WASHINGTON (AP) — Arne Duncan, who followed President Barack Obama to Washington to serve as his education secretary, announced Friday he will step down following a seven-year tenure marked by a willingness to plunge head-on into the heated debate about the government’s role in education.
Sidestepping a confirmation fight in Congress, Obama tapped John King Jr., a senior Education Department bureaucrat, to run the department while leaving the role of secretary vacant for the remainder of his presidency.
One of Obama’s longest-serving Cabinet members, Duncan is among the few to form a close personal relationship with the president. After his departure in December, Agriculture Secretary Tom Vilsack will be the sole member of Obama’s Cabinet still in his original role.
“Arne’s done more to bring our educational system, sometimes kicking and screaming, into the 21st century than anybody else,” Obama said, praising Duncan at the White House as one of the most consequential secretaries in the department’s history.
Duncan, who plans to return to Chicago to join his family, choked up as he reflected on his run in Washington and his roots as the child of Chicago teachers.
“All our life we saw what kids could do when they were given a chance. That’s why we do this work today,” Duncan said.
In an unconventional move, Obama asked King to oversee the Education Department, but declined to nominate him to be secretary, which would require confirmation by the Republican-run Senate. Elevating King in an acting capacity spares Obama a potential clash with Senate Republicans over his education policies as his term draws to a close.
“We do not intend to nominate another candidate,” said a White House official who wasn’t authorized to comment by name and spoke on condition of anonymity. Republicans pointed out that Obama has previously complained that acting secretaries cannot fulfill all the duties of Senate-confirmed agency heads.
Duncan’s tenure coincided with a roiling debate about perceived federal overreach into schools that remains a potent issue as he leaves office. Navigating a delicate divide, Duncan sought to use the federal government’s leverage to entice states to follow Washington’s preferred approach to higher standards, prompting resistance from all sides.

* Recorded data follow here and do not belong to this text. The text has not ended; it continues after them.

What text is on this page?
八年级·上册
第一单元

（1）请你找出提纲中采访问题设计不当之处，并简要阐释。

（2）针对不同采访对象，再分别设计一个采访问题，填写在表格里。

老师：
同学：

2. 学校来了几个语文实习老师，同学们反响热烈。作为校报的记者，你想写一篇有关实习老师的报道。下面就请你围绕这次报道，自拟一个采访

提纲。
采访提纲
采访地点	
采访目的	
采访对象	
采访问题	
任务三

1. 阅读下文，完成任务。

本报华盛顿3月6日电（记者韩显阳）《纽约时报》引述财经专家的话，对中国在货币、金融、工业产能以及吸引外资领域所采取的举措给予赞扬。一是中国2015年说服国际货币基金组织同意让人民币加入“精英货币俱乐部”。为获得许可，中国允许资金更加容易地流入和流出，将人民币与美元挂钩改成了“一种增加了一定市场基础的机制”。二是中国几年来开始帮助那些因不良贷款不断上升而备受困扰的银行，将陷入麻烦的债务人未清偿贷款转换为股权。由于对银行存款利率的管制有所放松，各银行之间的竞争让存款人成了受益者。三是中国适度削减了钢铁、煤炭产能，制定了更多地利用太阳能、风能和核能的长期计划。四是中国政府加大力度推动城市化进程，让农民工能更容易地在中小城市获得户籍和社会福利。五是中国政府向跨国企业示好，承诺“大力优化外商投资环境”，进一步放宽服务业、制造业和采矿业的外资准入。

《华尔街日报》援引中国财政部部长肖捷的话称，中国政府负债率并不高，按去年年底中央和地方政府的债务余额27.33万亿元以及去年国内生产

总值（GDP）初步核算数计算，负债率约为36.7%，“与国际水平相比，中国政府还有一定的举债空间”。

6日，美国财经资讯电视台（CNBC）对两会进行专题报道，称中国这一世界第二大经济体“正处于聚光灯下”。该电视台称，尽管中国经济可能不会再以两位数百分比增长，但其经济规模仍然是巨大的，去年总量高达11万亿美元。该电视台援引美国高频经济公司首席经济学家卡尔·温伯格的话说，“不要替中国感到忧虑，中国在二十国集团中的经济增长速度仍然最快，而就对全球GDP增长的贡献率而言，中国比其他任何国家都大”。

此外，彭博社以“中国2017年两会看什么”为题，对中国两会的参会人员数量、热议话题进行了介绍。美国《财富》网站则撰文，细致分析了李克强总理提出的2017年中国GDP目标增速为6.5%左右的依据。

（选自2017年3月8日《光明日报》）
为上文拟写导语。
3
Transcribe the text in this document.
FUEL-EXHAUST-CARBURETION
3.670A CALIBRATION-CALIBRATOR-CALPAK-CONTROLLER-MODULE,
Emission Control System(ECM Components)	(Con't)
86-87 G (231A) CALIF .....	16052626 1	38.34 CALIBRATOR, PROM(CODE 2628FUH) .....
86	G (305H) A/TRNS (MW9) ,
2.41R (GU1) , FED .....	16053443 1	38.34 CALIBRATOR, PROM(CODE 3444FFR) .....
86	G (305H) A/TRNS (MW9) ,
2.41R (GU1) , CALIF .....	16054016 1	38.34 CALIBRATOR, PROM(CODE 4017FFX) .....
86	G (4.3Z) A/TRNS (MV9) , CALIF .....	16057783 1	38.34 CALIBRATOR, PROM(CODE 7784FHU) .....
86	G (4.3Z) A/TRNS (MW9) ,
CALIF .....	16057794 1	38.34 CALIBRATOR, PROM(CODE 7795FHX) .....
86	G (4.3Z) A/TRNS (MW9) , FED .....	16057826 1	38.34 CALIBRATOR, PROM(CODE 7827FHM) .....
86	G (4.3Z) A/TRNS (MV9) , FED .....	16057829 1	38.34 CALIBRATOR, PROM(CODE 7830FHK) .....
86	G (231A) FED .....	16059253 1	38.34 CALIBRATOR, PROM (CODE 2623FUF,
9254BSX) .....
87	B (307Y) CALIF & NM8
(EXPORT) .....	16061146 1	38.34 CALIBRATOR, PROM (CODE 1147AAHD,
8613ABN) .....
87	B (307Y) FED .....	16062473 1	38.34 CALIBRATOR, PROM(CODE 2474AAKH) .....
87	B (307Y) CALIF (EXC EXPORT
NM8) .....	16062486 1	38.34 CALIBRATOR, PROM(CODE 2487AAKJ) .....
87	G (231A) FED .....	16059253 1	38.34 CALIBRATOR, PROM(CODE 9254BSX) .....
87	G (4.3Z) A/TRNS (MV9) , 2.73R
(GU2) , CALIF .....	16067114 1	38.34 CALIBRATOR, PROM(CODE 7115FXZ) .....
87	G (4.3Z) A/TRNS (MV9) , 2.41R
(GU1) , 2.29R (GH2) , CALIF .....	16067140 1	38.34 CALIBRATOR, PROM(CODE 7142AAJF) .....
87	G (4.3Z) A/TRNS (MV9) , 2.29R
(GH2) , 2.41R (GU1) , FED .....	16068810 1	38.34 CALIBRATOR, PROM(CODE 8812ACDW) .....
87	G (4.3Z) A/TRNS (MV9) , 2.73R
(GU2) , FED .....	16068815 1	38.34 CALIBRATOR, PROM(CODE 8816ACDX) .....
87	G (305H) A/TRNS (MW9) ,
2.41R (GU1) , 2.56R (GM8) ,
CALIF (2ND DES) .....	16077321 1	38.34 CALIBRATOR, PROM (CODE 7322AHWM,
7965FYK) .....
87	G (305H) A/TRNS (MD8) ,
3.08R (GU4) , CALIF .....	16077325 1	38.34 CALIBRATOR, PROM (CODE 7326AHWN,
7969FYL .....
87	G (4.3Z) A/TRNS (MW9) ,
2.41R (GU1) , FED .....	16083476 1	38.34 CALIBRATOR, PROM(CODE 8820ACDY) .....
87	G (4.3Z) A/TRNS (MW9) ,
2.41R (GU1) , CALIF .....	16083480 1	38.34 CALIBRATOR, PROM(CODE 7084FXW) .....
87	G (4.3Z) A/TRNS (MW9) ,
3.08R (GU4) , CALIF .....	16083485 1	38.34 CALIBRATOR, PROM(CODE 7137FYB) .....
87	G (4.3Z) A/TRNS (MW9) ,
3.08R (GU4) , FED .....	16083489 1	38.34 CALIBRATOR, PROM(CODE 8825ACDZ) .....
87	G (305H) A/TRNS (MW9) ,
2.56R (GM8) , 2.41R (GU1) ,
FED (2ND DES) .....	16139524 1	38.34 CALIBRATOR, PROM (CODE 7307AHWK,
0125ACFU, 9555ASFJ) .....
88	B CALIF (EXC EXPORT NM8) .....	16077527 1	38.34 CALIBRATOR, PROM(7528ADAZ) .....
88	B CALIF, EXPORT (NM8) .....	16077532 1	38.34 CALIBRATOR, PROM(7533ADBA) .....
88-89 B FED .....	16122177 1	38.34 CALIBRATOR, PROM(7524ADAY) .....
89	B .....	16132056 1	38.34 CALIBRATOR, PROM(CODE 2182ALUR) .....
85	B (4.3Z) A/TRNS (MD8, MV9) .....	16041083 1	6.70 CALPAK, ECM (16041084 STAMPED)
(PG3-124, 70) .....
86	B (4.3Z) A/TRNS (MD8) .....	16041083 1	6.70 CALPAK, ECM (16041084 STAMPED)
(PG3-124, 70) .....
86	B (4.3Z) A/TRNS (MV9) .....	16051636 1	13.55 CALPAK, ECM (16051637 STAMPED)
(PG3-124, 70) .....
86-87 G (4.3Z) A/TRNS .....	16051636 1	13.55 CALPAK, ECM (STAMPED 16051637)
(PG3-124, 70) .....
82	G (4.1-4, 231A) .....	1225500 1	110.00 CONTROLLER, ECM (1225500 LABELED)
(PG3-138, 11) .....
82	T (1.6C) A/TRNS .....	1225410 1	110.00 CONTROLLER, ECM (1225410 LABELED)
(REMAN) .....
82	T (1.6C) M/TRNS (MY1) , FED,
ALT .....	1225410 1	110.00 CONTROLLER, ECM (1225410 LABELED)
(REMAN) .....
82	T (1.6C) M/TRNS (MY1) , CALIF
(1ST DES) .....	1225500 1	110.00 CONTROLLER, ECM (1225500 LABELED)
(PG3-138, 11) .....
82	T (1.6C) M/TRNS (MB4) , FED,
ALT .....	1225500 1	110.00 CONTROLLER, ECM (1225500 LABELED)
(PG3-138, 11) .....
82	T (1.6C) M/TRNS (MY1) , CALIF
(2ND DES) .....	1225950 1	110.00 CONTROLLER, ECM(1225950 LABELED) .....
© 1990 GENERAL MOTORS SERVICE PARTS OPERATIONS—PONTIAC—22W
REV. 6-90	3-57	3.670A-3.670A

On the right, Republicans and state leaders accused Duncan of a heavy-handed federal approach that sidestepped lawmakers and enforced top-down policies on local schools. Critics blasted the department for linking federal dollars to state adoption of standards such as the Common Core, a controversial set of curriculum guidelines. His signature initiative was Race to the Top, in which states competed for federal grants, with strings attached.
On the left, Duncan clashed over policy with teachers’ unions — including the largest, the 275,000-member National Education Association, which once called on Duncan to resign. Traditionally reliable Democratic allies, labor leaders bristled at his strong support for charter schools and the use of student test scores to evaluate teachers.
Throughout his tenure, Duncan stood firmly behind federal standardized testing requirements, even as he readily handed out waivers exempting states from George W. Bush-era requirements under No Child Left Behind. Duncan cast the federal testing as a civil rights issue, critical to making school ensure that students of all races and backgrounds succeed. The Education Department pointed to statistics showing the high school graduation rate under Duncan hit a new high of 81 percent.
Occasionally flashing impatience with criticism, Duncan raised eyebrows in 2014 when he cast opponents as “white suburban moms who — all of a sudden — their child isn’t as brilliant as they thought they were.” He later said he regretted the “clumsy phrasing.”
Part of the Chicago cohort that converged on Washington after Obama’s election, Duncan previously ran the Chicago public school system, although he never worked as a teacher. A basketball player who played professionally in Australia, Duncan was once a regular in Obama’s weekend games.
“Arne Duncan was one of the president’s best appointments,” said Sen. Lamar Alexander, R-Tenn., who frequently clashed with Duncan as chairman of the Senate’s education panel. He added that they disagreed on the issue of federal versus local control of schools.
In his previous role at the Education Department, King oversaw preschool-through-high school education and managed the department’s operations. He served earlier as state education commissioner in New York, where he drew many of the same critiques from teachers unions that Duncan did in Washington.